Qu’en est-il des soins sacramentels pour les fidèles ?

Nous ne sommes pas en mesure de donner l’Onction des malades, il est impossible pour celui qui est atteint du Covid de recevoir ce sacrement. Et malheureusement, si la personne meurt, il n’est pas question que le prêtre s’approche du corps.

Le prêtre doit porter la combinaison EPI (Équipement de Protection Individuelle) et réciter les prières à distance : telle est la situation pathétique des victimes du Covid. C’est également très douloureux pour la famille ; j’en ai fait l’expérience moi-même. Aucun membre de la famille ne peut, non plus, assister aux funérailles. Nous faisons de notre mieux pour voir de quelle manière nous pouvons apporter réconfort et consolation à nos concitoyens par le biais des médias en ligne. Nous disposons de quelques vidéos et d’une équipe de conseillers dans le diocèse qui se sont manifestés depuis l’année dernière pour aider les gens à surmonter leur chagrin. Mais ce ne sont là que de très petites choses que nous pouvons faire – juste une goutte dans l’océan.

L'AED soutient activement l'Église locale. L’organisation caritative a financé 27 projets (plus de 370.000 €), pour soutenir les prêtres et les religieuses par le biais d’allocations de subsistance et d’intentions de messe.
L’AED soutient activement l’Église locale. L’organisation caritative a financé 27 projets (plus de 370.000 €), pour soutenir les prêtres et les religieuses par le biais d’allocations de subsistance et d’intentions de messe.

Parfois, lorsque nous sommes confrontés à ce genre de crise, les gens disent que la chose la plus importante est d’apporter une aide médicale ou sociale. Cependant, à l’AED, nous nous concentrons sur le soutien du travail pastoral de l’Église. Pouvez-vous expliquer à nos bienfaiteurs l’importance du travail pastoral en ces temps de crise ?

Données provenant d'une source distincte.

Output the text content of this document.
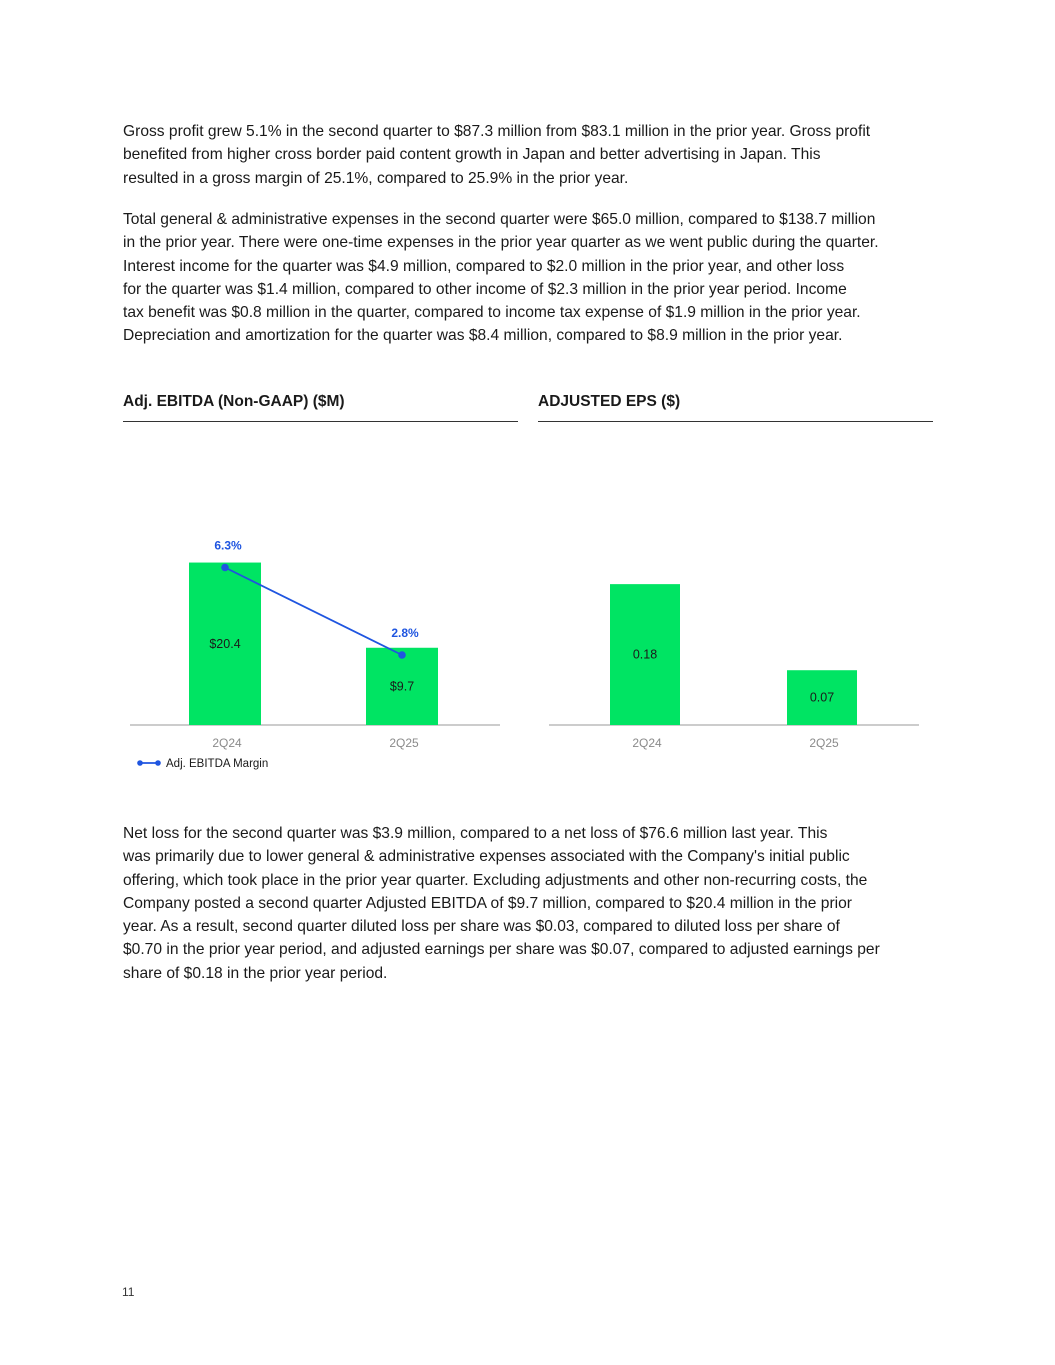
Gross profit grew 5.1% in the second quarter to $87.3 million from $83.1 million in the prior year. Gross profit
benefited from higher cross border paid content growth in Japan and better advertising in Japan. This
resulted in a gross margin of 25.1%, compared to 25.9% in the prior year.
Total general & administrative expenses in the second quarter were $65.0 million, compared to $138.7 million
in the prior year. There were one-time expenses in the prior year quarter as we went public during the quarter.
Interest income for the quarter was $4.9 million, compared to $2.0 million in the prior year, and other loss
for the quarter was $1.4 million, compared to other income of $2.3 million in the prior year period. Income
tax benefit was $0.8 million in the quarter, compared to income tax expense of $1.9 million in the prior year.
Depreciation and amortization for the quarter was $8.4 million, compared to $8.9 million in the prior year.
Adj. EBITDA (Non-GAAP) ($M)	ADJUSTED EPS ($)
$20.4
2Q24
$9.7
2Q25
6.3%
2.8%
Adj. EBITDA Margin
0.18
2Q24
0.07
2Q25
Net loss for the second quarter was $3.9 million, compared to a net loss of $76.6 million last year. This
was primarily due to lower general & administrative expenses associated with the Company's initial public
offering, which took place in the prior year quarter. Excluding adjustments and other non-recurring costs, the
Company posted a second quarter Adjusted EBITDA of $9.7 million, compared to $20.4 million in the prior
year. As a result, second quarter diluted loss per share was $0.03, compared to diluted loss per share of
$0.70 in the prior year period, and adjusted earnings per share was $0.07, compared to adjusted earnings per
share of $0.18 in the prior year period.
11
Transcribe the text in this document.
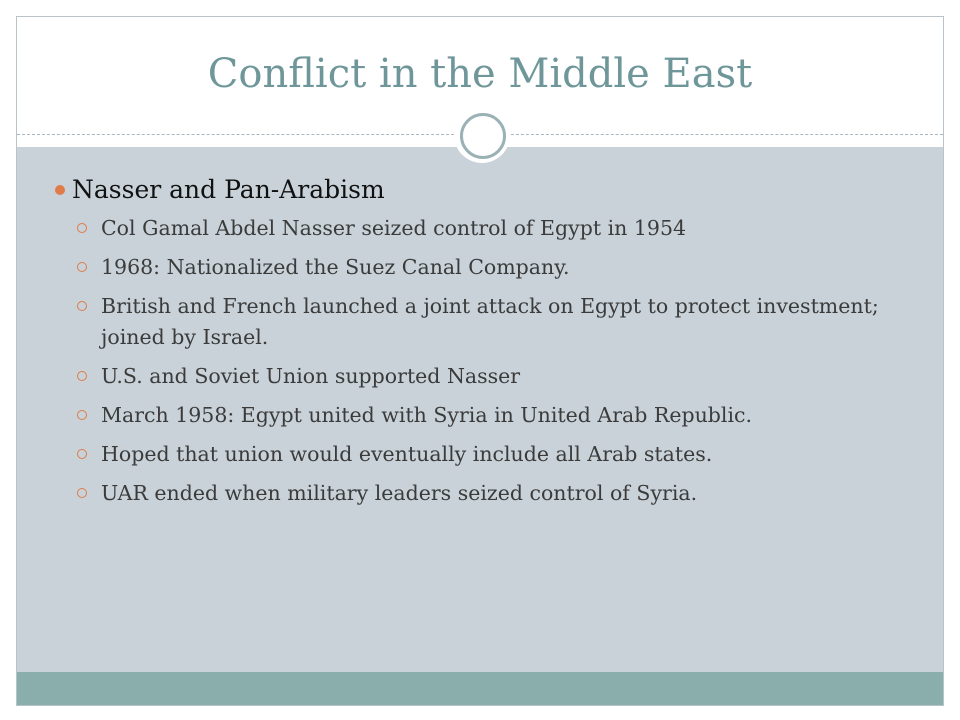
Conflict in the Middle East
Nasser and Pan-Arabism
Col Gamal Abdel Nasser seized control of Egypt in 1954
1968: Nationalized the Suez Canal Company.
British and French launched a joint attack on Egypt to protect investment; joined by Israel.
U.S. and Soviet Union supported Nasser
March 1958: Egypt united with Syria in United Arab Republic.
Hoped that union would eventually include all Arab states.
UAR ended when military leaders seized control of Syria.
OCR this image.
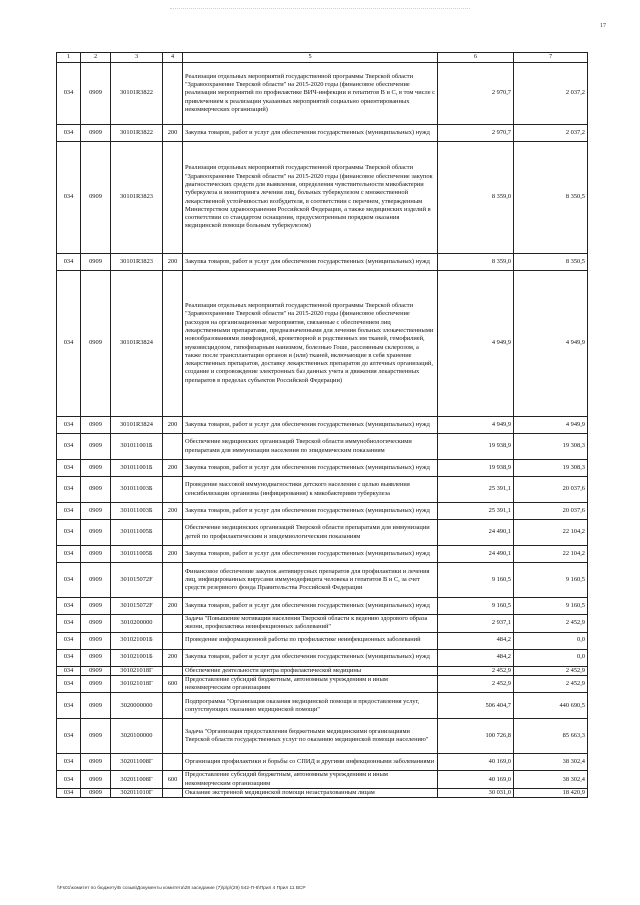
17
1	2	3	4	5	6	7
034	0909	30101R3822		Реализация отдельных мероприятий государственной программы Тверской области "Здравоохранение Тверской области" на 2015-2020 годы (финансовое обеспечение реализации мероприятий по профилактике ВИЧ-инфекции и гепатитов B и C, в том числе с привлечением к реализации указанных мероприятий социально ориентированных некоммерческих организаций)	2 970,7	2 037,2
034	0909	30101R3822	200	Закупка товаров, работ и услуг для обеспечения государственных (муниципальных) нужд	2 970,7	2 037,2
034	0909	30101R3823		Реализация отдельных мероприятий государственной программы Тверской области "Здравоохранение Тверской области" на 2015-2020 годы (финансовое обеспечение закупок диагностических средств для выявления, определения чувствительности микобактерии туберкулеза и мониторинга лечения лиц, больных туберкулезом с множественной лекарственной устойчивостью возбудителя, в соответствии с перечнем, утвержденным Министерством здравоохранения Российской Федерации, а также медицинских изделий в соответствии со стандартом оснащения, предусмотренным порядком оказания медицинской помощи больным туберкулезом)	8 359,0	8 350,5
034	0909	30101R3823	200	Закупка товаров, работ и услуг для обеспечения государственных (муниципальных) нужд	8 359,0	8 350,5
034	0909	30101R3824		Реализация отдельных мероприятий государственной программы Тверской области "Здравоохранение Тверской области" на 2015-2020 годы (финансовое обеспечение расходов на организационные мероприятия, связанные с обеспечением лиц лекарственными препаратами, предназначенными для лечения больных злокачественными новообразованиями лимфоидной, кроветворной и родственных им тканей, гемофилией, муковисцидозом, гипофизарным нанизмом, болезнью Гоше, рассеянным склерозом, а также после трансплантации органов и (или) тканей, включающие в себя хранение лекарственных препаратов, доставку лекарственных препаратов до аптечных организаций, создание и сопровождение электронных баз данных учета и движения лекарственных препаратов в пределах субъектов Российской Федерации)	4 949,9	4 949,9
034	0909	30101R3824	200	Закупка товаров, работ и услуг для обеспечения государственных (муниципальных) нужд	4 949,9	4 949,9
034	0909	301011001Б		Обеспечение медицинских организаций Тверской области иммунобиологическими препаратами для иммунизации населения по эпидемическим показаниям	19 938,9	19 308,3
034	0909	301011001Б	200	Закупка товаров, работ и услуг для обеспечения государственных (муниципальных) нужд	19 938,9	19 308,3
034	0909	301011003Б		Проведение массовой иммунодиагностики детского населения с целью выявления сенсибилизации организма (инфицирования) к микобактериям туберкулеза	25 391,1	20 037,6
034	0909	301011003Б	200	Закупка товаров, работ и услуг для обеспечения государственных (муниципальных) нужд	25 391,1	20 037,6
034	0909	301011005Б		Обеспечение медицинских организаций Тверской области препаратами для иммунизации детей по профилактическим и эпидемиологическим показаниям	24 490,1	22 104,2
034	0909	301011005Б	200	Закупка товаров, работ и услуг для обеспечения государственных (муниципальных) нужд	24 490,1	22 104,2
034	0909	301015072F		Финансовое обеспечение закупок антивирусных препаратов для профилактики и лечения лиц, инфицированных вирусами иммунодефицита человека и гепатитов B и C, за счет средств резервного фонда Правительства Российской Федерации	9 160,5	9 160,5
034	0909	301015072F	200	Закупка товаров, работ и услуг для обеспечения государственных (муниципальных) нужд	9 160,5	9 160,5
034	0909	3010200000		Задача "Повышение мотивации населения Тверской области к ведению здорового образа жизни, профилактика неинфекционных заболеваний"	2 937,1	2 452,9
034	0909	301021001Б		Проведение информационной работы по профилактике неинфекционных заболеваний	484,2	0,0
034	0909	301021001Б	200	Закупка товаров, работ и услуг для обеспечения государственных (муниципальных) нужд	484,2	0,0
034	0909	301021018Г		Обеспечение деятельности центра профилактической медицины	2 452,9	2 452,9
034	0909	301021018Г	600	Предоставление субсидий бюджетным, автономным учреждениям и иным некоммерческим организациям	2 452,9	2 452,9
034	0909	3020000000		Подпрограмма "Организация оказания медицинской помощи и предоставления услуг, сопутствующих оказанию медицинской помощи"	506 404,7	440 690,5
034	0909	3020100000		Задача "Организация предоставления бюджетными медицинскими организациями Тверской области государственных услуг по оказанию медицинской помощи населению"	100 726,8	85 663,3
034	0909	302011008Г		Организация профилактики и борьбы со СПИД и другими инфекционными заболеваниями	40 169,0	38 302,4
034	0909	302011008Г	600	Предоставление субсидий бюджетным, автономным учреждениям и иным некоммерческим организациям	40 169,0	38 302,4
034	0909	302011010Г		Оказание экстренной медицинской помощи незастрахованным лицам	30 031,0	18 420,9
\\Fs01\комитет по бюджету\Б созыв\Документы комитета\28 заседание (7)\р\р\(29) 542-П-6\Прил 4 Прил 11 ВСР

On ne saurait trop insister sur l’importance du travail pastoral en ces temps de crise : plus nous en faisons, plus les besoins sont importants. Heureusement, depuis le début de la pandémie au début de l’année 2020 dans l’archidiocèse de Delhi, nos pasteurs ont essayé d’atteindre leurs fidèles en visitant les familles, en accordant des bénédictions à domicile, en apportant leur soutien en cas de maladie et de décès.  Des messes en ligne ont été dites, des réunions régulières du conseil paroissial et d’autres associations ont eu lieu en présentiel après la levée du confinement en août 2020. Des dispositions ont été prises même pour la Sainte Communion et le sacrement de Réconciliation. A l’heure actuelle, avec la nouvelle vague de Covid 19, nous sommes de nouveau en mode virtuel. Toutes les commissions de l’archidiocèse, en particulier les commissions pour la jeunesse et la catéchèse, ont organisé des cours et des sessions en ligne depuis le début de la pandémie.

Avez-vous un message pour nos bienfaiteurs ?

Je veux simplement remercier tous nos bienfaiteurs pour la solidarité qu’ils manifestent toujours à l’égard de l’Église en détresse et qui subit actuellement de grandes souffrances à cause du Covid 19. Alors, je dirais : continuez comme ça ! Votre sollicitude et votre amour nous donnent la force d’aller de l’avant et d’être des témoins courageux de la Bonne Nouvelle de Notre Seigneur Jésus-Christ.